Today is International Youth Day 2021, and this year's celebration recognises young people working in agriculture and for a better future for humans and the planet.
MAG works with women, girls, boys and men affected by conflict across the world. Daily we see how landmines, unexploded bombs and other explosive remnants of war prevent communities from farming their land.
Ms Phitsamai is from Laos, a country still suffering the deadly legacy of a conflict that ended almost half a century ago.
At 18 years old, she balances her education with supporting her subsistence farming family in the rice fields of Hangkan village in Khammouane province.
But the work is fraught with danger, "It is difficult to live and produce food on contaminated land," explains Ms Phitsamai's dad, Mr Khamsing. "The unexploded bombs impact our ability to farm. I have even hit a bomb when ploughing the paddies."

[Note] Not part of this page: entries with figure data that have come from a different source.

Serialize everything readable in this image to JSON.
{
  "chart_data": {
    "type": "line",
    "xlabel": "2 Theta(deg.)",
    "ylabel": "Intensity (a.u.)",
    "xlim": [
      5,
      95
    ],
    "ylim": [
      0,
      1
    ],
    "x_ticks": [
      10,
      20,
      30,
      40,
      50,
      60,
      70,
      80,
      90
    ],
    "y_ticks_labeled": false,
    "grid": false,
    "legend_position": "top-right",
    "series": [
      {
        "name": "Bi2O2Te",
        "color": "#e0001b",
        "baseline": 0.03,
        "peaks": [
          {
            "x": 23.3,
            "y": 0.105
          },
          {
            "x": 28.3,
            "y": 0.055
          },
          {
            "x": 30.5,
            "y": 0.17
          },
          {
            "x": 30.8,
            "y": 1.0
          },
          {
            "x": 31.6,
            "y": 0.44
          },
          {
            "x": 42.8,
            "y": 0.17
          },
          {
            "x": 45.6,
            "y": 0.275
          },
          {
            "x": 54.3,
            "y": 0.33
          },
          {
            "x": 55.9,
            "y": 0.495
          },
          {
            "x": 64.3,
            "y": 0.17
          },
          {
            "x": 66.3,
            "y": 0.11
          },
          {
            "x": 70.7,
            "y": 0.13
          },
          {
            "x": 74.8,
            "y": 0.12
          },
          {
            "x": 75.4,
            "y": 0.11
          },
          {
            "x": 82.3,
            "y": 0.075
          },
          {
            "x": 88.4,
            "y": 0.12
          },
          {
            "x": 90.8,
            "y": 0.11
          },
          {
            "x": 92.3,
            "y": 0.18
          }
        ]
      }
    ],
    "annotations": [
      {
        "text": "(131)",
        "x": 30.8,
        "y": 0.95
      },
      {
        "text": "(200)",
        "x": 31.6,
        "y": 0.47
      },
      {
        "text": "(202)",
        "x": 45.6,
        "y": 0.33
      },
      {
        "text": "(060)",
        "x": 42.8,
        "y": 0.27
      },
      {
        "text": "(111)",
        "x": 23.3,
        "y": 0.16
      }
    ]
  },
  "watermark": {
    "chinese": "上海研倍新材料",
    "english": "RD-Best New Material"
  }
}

Laos remains one of the most bombed countries in the world today.
More than 250 million submunitions, or ‘bomblets’, were dropped on Laos during the Vietnam War – the equivalent of one planeload every eight minutes for nine years.
Around a third of the bombs failed to detonate as intended: they lay dormant but deadly — ready to strike at any moment and still claiming lives today.
MAG has been working in Laos for over 25 years.
“In 2004, my sister was killed by an unexploded bomb when she was digging up bamboo shoots. It detonated. She died immediately. As the village chief, people in the village find and report bombs to me every month,” Mr Khamsing says.
This year, MAG teams have cleared over 75,000m² of farmland in Hangkan — an area equivalent to the size of 14 football pitches.
"Now I don't worry about my children helping me to farm here."
With the land cleared, Mr Khamsing is less anxious about his daughter helping out on the farm.
At the same time, Ms Phitsamai feels more secure leaving her father working in the fields while she studies, "finally our farmland is free from bombs, and I am not afraid to help my parents to farm here. Also, I am not worried that my father will hit a bomb while ploughing the paddy fields."
In marking International Youth Day 2021, UN Secretary-General Antonio Guterres recognised that: "young people are on the frontlines of the struggle to build a better future for all."
And this is true for Ms Phitsamai, a final year student at the local Kham Hae high school.
When she isn't working on the farm, she dreams of a future working to help her community by clearing her country of the deadly legacy of conflict.
"When I graduate, I would like to apply for a job with a mine action organisation like MAG and make people smile with my work — which is what MAG has done for me and my family."